Sweden is Well on its Way to Becoming the First Cashless Society in the World

Asking a Swede if they have change for a five will soon be like offering to pay for your coffee with a silver dollar.

Which is to say cash will soon be obsolete in Sweden.

“Cash is still an important means of payment in many countries’ markets, but that no longer applies here in Sweden,” says KTH Royal Institute of Technology researcher Niklas Arvidsson with amusing condescendence. “Our use of cash is small, and it’s decreasing rapidly.”

This is largely because Swedish banks are keen to be early adopters of advanced IT systems, which is complemented by a strong consumer tradition of welcoming electronic payment services. One of those services is Swish, a mobile payment app that’s widely accepted by banks across Sweden and Denmark. In fact, some bank branches in Sweden don’t even accept cash anymore. Those that do are required to ask customers to explain where the cash comes from as part of a crackdown on money laundering and terrorist financing, which obviously no one wants to deal with.

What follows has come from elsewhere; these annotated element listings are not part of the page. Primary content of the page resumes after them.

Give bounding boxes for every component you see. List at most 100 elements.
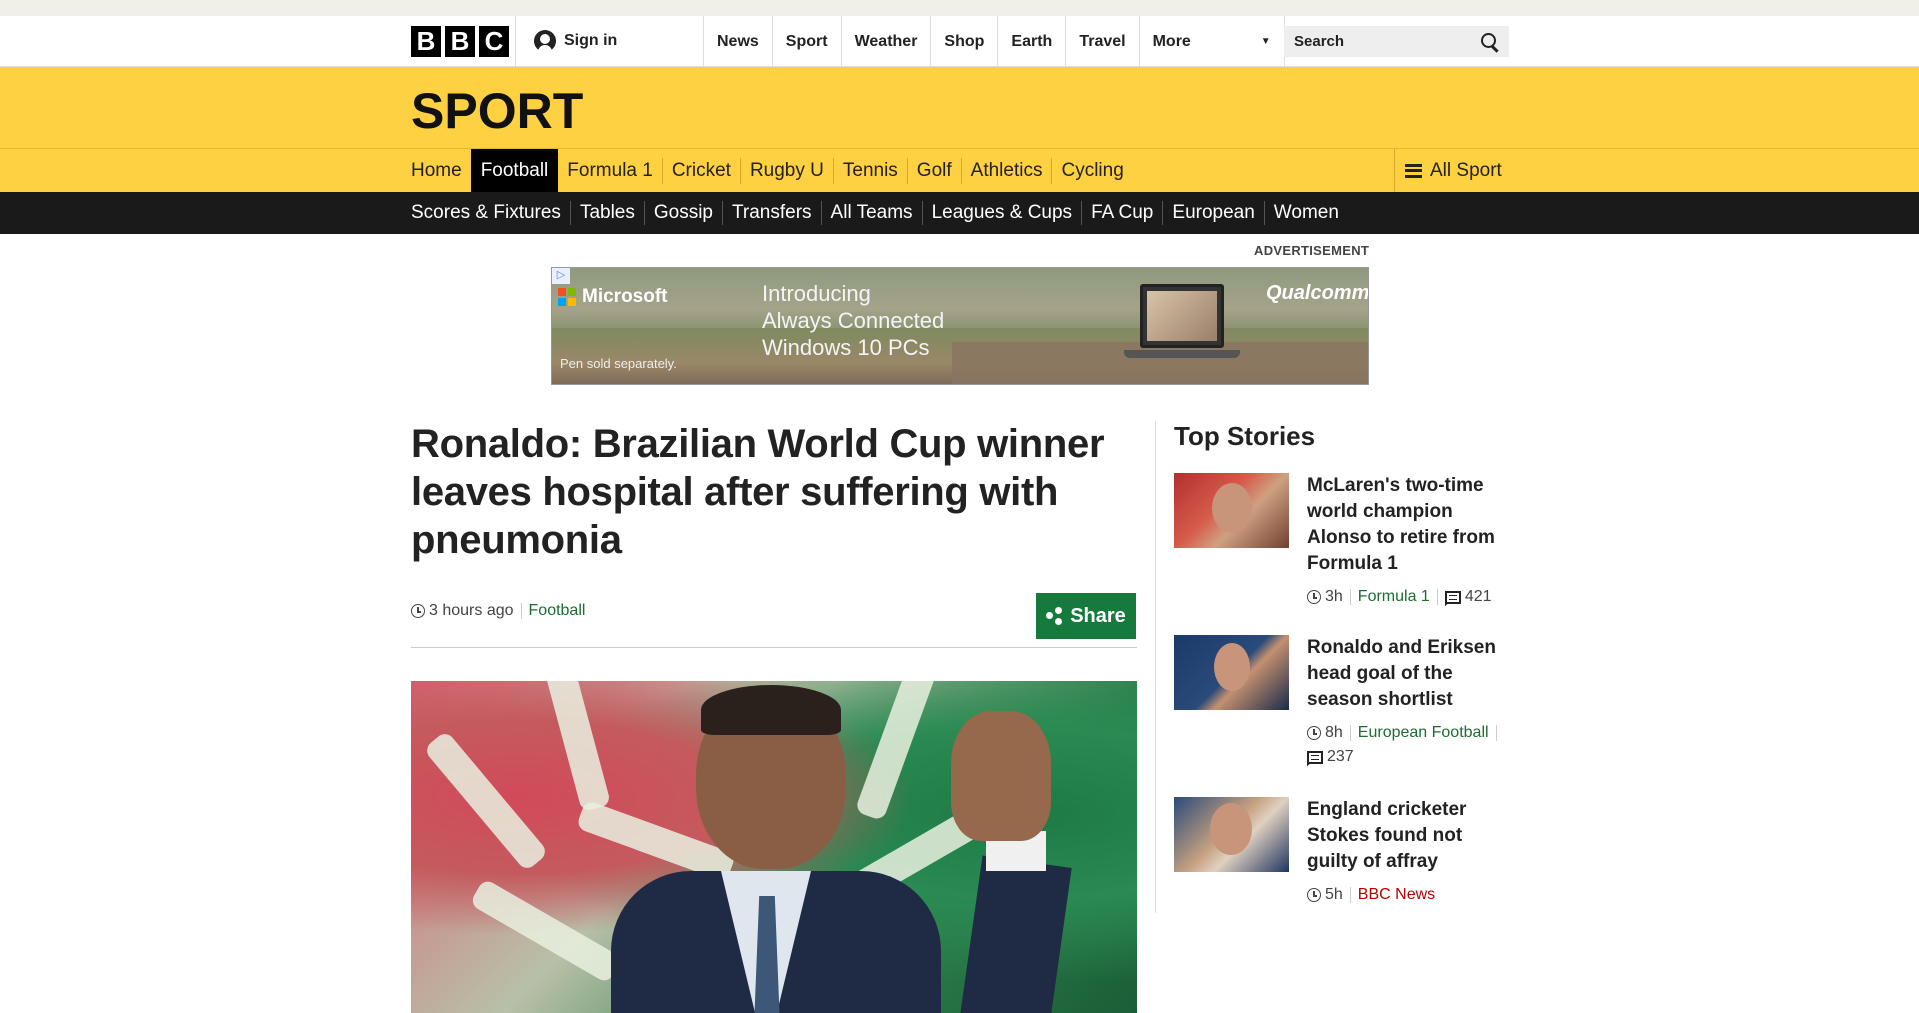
bbc-logo-letter: B [445,26,475,57]
ad-laptop-base [1124,350,1240,358]
bbc-logo[interactable]: B B C [411,26,509,57]
story-time: 5h [1325,886,1343,903]
sport-nav-home[interactable]: Home [411,158,471,184]
all-sport-button[interactable]: All Sport [1394,149,1502,192]
share-button[interactable]: Share [1036,593,1136,639]
global-nav-news[interactable]: News [703,16,772,67]
global-nav-earth[interactable]: Earth [997,16,1065,67]
story-title[interactable]: McLaren's two-time world champion Alonso… [1307,473,1512,577]
share-label: Share [1070,604,1126,627]
ad-headline-line: Windows 10 PCs [762,335,930,360]
bbc-logo-letter: C [479,26,509,57]
divider [520,603,522,619]
browser-top-strip [0,0,1919,16]
share-icon [1046,607,1063,625]
ad-brand: Microsoft [558,286,668,308]
comments-icon [1444,590,1461,604]
menu-icon [1405,163,1422,178]
ad-headline: Introducing Always Connected Windows 10 … [762,280,982,361]
global-nav-travel[interactable]: Travel [1065,16,1138,67]
subnav-european[interactable]: European [1162,201,1263,225]
chevron-down-icon: ▼ [1260,36,1271,47]
subnav-tables[interactable]: Tables [569,201,644,225]
article-category-link[interactable]: Football [529,602,586,620]
sport-nav-rugby-union[interactable]: Rugby U [739,157,833,184]
ad-brand-name: Microsoft [582,286,668,307]
sign-in-label: Sign in [564,32,618,49]
search-placeholder: Search [1294,33,1345,50]
story-category-link[interactable]: European Football [1358,724,1489,742]
story-comment-count[interactable]: 237 [1327,748,1354,766]
story-category-link[interactable]: Formula 1 [1358,588,1430,606]
subnav-all-teams[interactable]: All Teams [820,201,922,225]
clock-icon [1307,888,1321,902]
divider [1349,589,1351,605]
divider [1436,589,1438,605]
sport-nav-tennis[interactable]: Tennis [832,157,907,184]
subnav-scores-fixtures[interactable]: Scores & Fixtures [411,201,570,225]
search-icon[interactable] [1481,32,1499,51]
ad-background-deck [952,342,1368,384]
story-thumbnail[interactable] [1174,473,1289,548]
bbc-logo-letter: B [411,26,441,57]
football-subnav: Scores & Fixtures Tables Gossip Transfer… [0,192,1919,234]
subnav-leagues-cups[interactable]: Leagues & Cups [921,201,1082,225]
search-input[interactable]: Search [1284,26,1509,57]
section-title[interactable]: SPORT [411,82,583,140]
article-timestamp: 3 hours ago [429,602,514,619]
divider [1155,421,1156,913]
divider [1349,725,1351,741]
story-time: 3h [1325,588,1343,605]
global-nav-sport[interactable]: Sport [771,16,841,67]
ad-laptop-image [1140,284,1224,348]
story-category-link[interactable]: BBC News [1358,886,1435,904]
sport-nav-cycling[interactable]: Cycling [1051,157,1132,184]
story-title[interactable]: England cricketer Stokes found not guilt… [1307,797,1512,875]
global-nav-weather[interactable]: Weather [840,16,931,67]
article-meta: 3 hours ago Football [411,602,585,620]
divider [1495,725,1497,741]
subnav-fa-cup[interactable]: FA Cup [1081,201,1162,225]
ad-headline-line: Introducing [762,281,871,306]
divider [411,647,1137,648]
story-meta: 3h Formula 1 421 [1307,588,1512,606]
comments-icon [1307,750,1323,764]
clock-icon [1307,590,1321,604]
subnav-women[interactable]: Women [1263,201,1348,225]
sport-masthead [0,67,1919,149]
sport-nav-formula-1[interactable]: Formula 1 [558,158,662,184]
sport-nav: Home Football Formula 1 Cricket Rugby U … [0,149,1919,192]
sport-nav-golf[interactable]: Golf [906,157,961,184]
story-comment-count[interactable]: 421 [1465,588,1492,606]
story-title[interactable]: Ronaldo and Eriksen head goal of the sea… [1307,635,1512,713]
clock-icon [1307,726,1321,740]
adchoices-icon[interactable]: ▷ [552,268,570,284]
clock-icon [411,604,425,618]
sign-in-link[interactable]: Sign in [534,30,617,52]
subnav-transfers[interactable]: Transfers [722,201,821,225]
sport-nav-cricket[interactable]: Cricket [661,157,740,184]
article-headline: Ronaldo: Brazilian World Cup winner leav… [411,422,1105,562]
top-stories-title: Top Stories [1174,421,1316,451]
story-meta: 8h European Football 237 [1307,724,1512,766]
story-thumbnail[interactable] [1174,635,1289,710]
sport-nav-football[interactable]: Football [470,149,559,192]
ad-footnote: Pen sold separately. [560,356,677,371]
story-time: 8h [1325,724,1343,741]
article-main-image [411,681,1137,1013]
ad-headline-line: Always Connected [762,308,945,333]
microsoft-logo-icon [558,288,576,306]
story-meta: 5h BBC News [1307,886,1512,904]
more-label: More [1152,32,1191,50]
story-thumbnail[interactable] [1174,797,1289,872]
global-nav: News Sport Weather Shop Earth Travel Mor… [703,16,1285,67]
global-nav-shop[interactable]: Shop [930,16,997,67]
subnav-gossip[interactable]: Gossip [643,201,722,225]
advertisement-banner[interactable]: ▷ Microsoft Introducing Always Connected… [551,267,1369,385]
sport-nav-athletics[interactable]: Athletics [960,157,1052,184]
divider [1349,887,1351,903]
advertisement-label: ADVERTISEMENT [1254,243,1370,258]
user-icon [534,30,556,52]
global-nav-more[interactable]: More ▼ [1138,16,1285,67]
all-sport-label: All Sport [1430,159,1502,181]
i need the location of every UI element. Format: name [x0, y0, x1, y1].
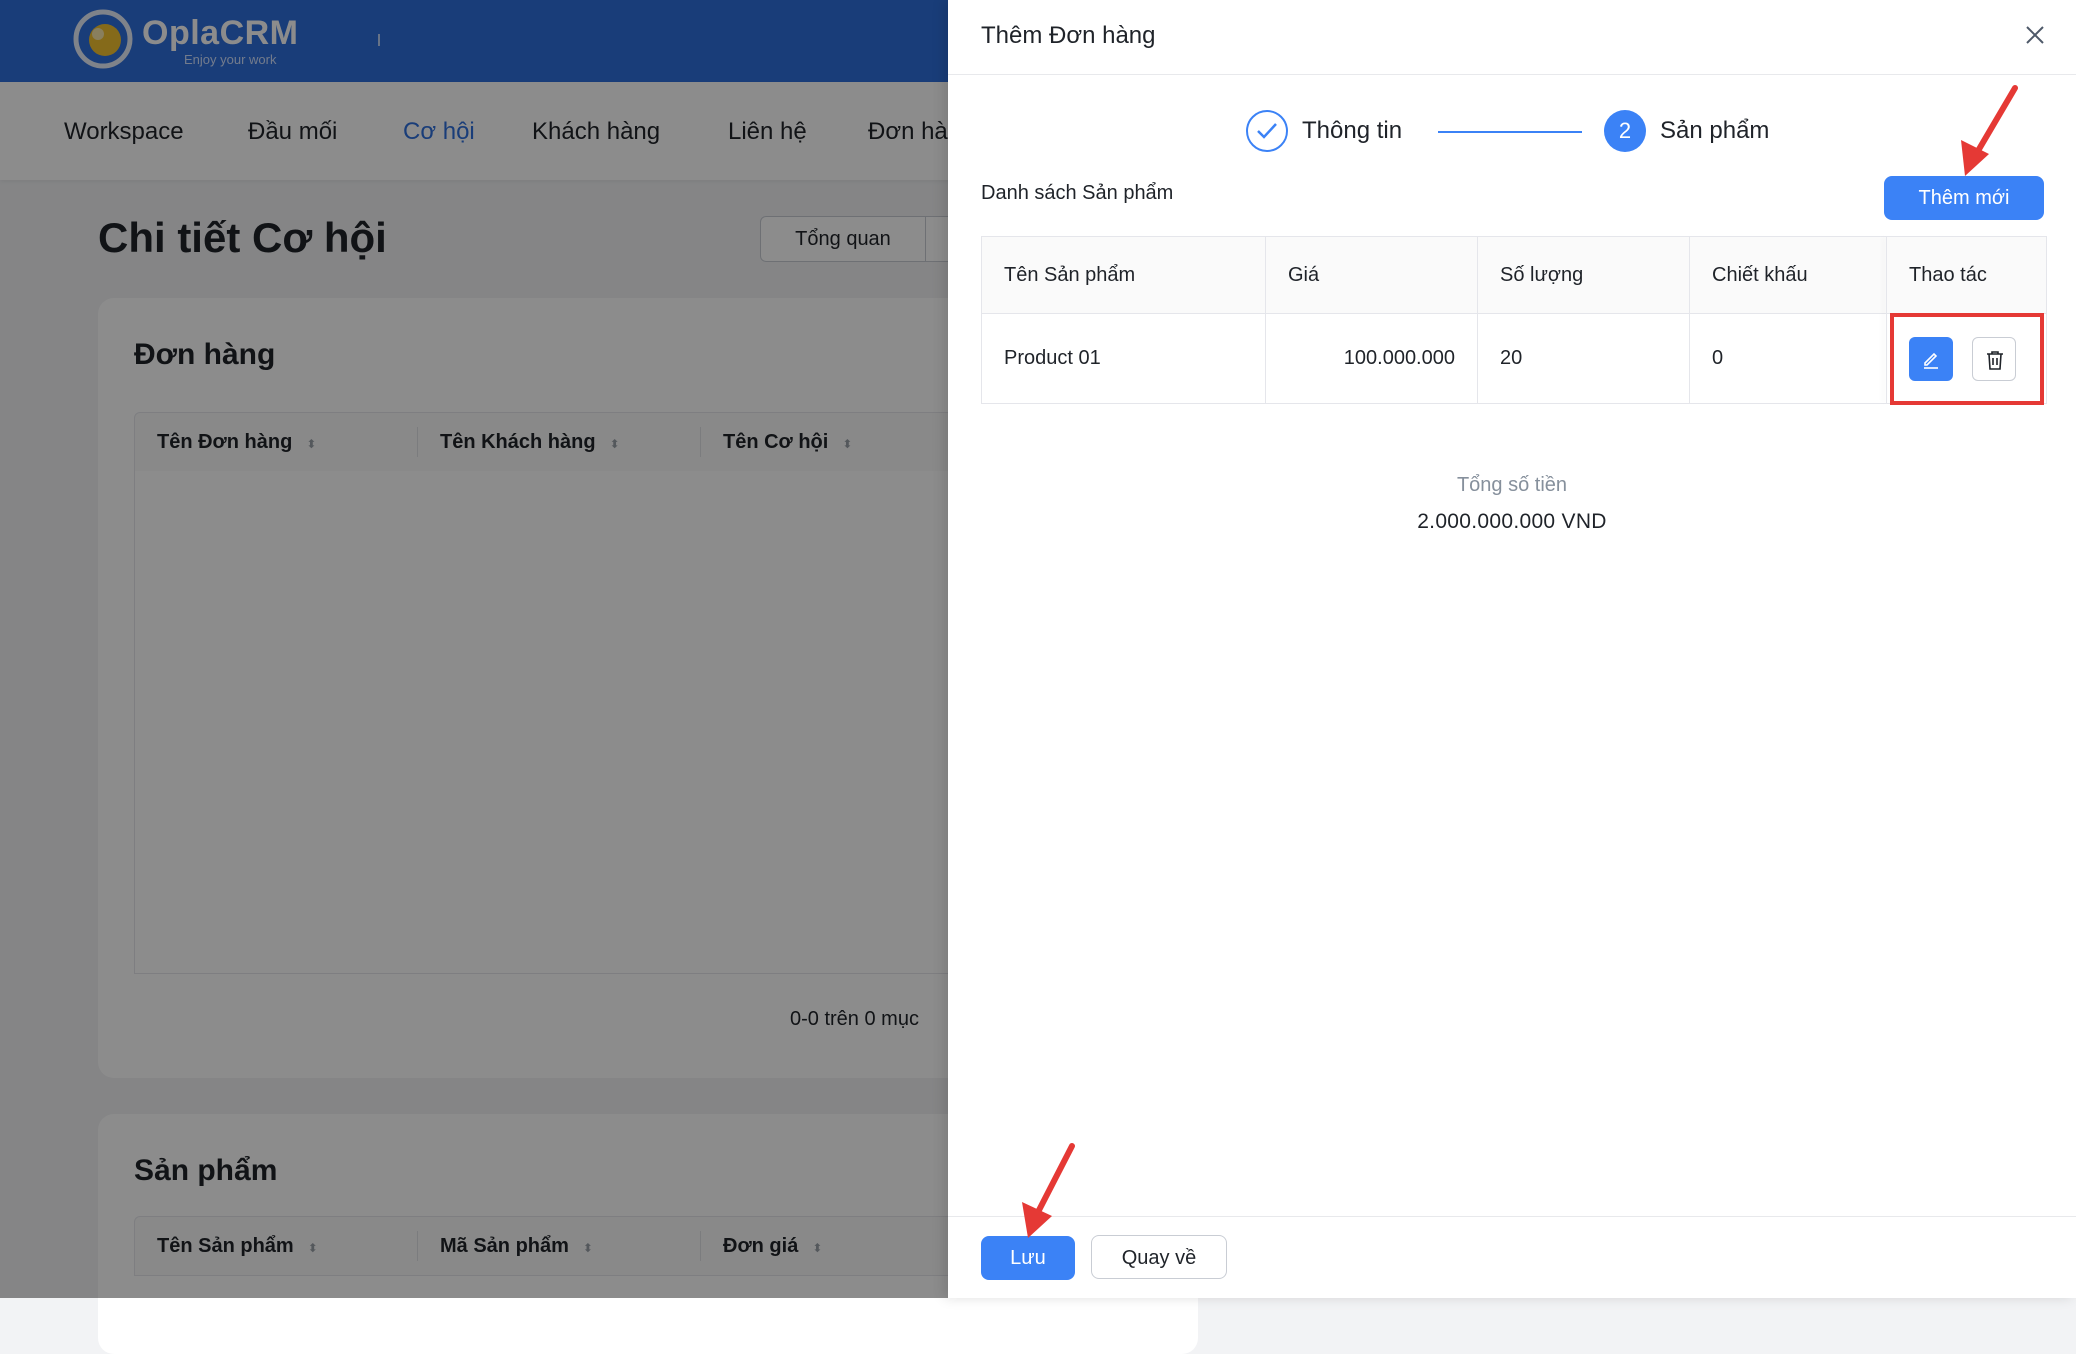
col-header-quantity: Số lượng	[1478, 237, 1689, 313]
cell-discount: 0	[1712, 347, 1724, 369]
drawer-footer-divider	[948, 1216, 2076, 1217]
cell-price: 100.000.000	[1343, 347, 1455, 369]
total-amount-label: Tổng số tiền	[1456, 474, 1568, 496]
step-connector	[1438, 131, 1582, 133]
cell-product-name: Product 01	[1004, 347, 1101, 369]
add-order-drawer: Thêm Đơn hàng Thông tin 2 Sản phẩm Danh …	[948, 0, 2076, 1298]
step-1-indicator	[1246, 110, 1288, 152]
add-new-button[interactable]: Thêm mới	[1884, 176, 2044, 220]
drawer-header-divider	[948, 74, 2076, 75]
product-list-label: Danh sách Sản phẩm	[981, 182, 1174, 204]
col-header-actions: Thao tác	[1887, 237, 2046, 313]
col-header-discount: Chiết khấu	[1690, 237, 1886, 313]
step-2-label: Sản phẩm	[1660, 117, 1770, 144]
col-header-product-name: Tên Sản phẩm	[982, 237, 1265, 313]
drawer-title: Thêm Đơn hàng	[981, 22, 1156, 49]
back-button[interactable]: Quay về	[1091, 1235, 1227, 1279]
step-2-indicator: 2	[1604, 110, 1646, 152]
edit-button[interactable]	[1909, 337, 1953, 381]
cell-quantity: 20	[1500, 347, 1523, 369]
step-1-label: Thông tin	[1302, 117, 1403, 144]
product-table: Tên Sản phẩm Giá Số lượng Chiết khấu Tha…	[981, 236, 2047, 404]
total-amount-value: 2.000.000.000 VND	[1417, 510, 1607, 533]
col-header-price: Giá	[1266, 237, 1477, 313]
save-button[interactable]: Lưu	[981, 1236, 1075, 1280]
trash-icon	[1987, 351, 2003, 370]
check-icon	[1257, 123, 1277, 139]
modal-mask[interactable]	[0, 0, 948, 1298]
close-icon[interactable]	[2022, 22, 2048, 48]
pencil-icon	[1924, 352, 1938, 369]
delete-button[interactable]	[1972, 337, 2016, 381]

The next step will be for Swish to become the standard payment method for retail transactions and e-commerce, after which the country will undergo a full revolution of the banking system.

There are now more than 20% fewer Swedish crowns in circulation than there were six years ago, and only between 40 and 60 percent of that is actually in regular circulation.

In the meantime, the central bank and economists of Sweden are trying to reach a consensus about which financial instruments and methods of payment could potentially replace the country’s currency.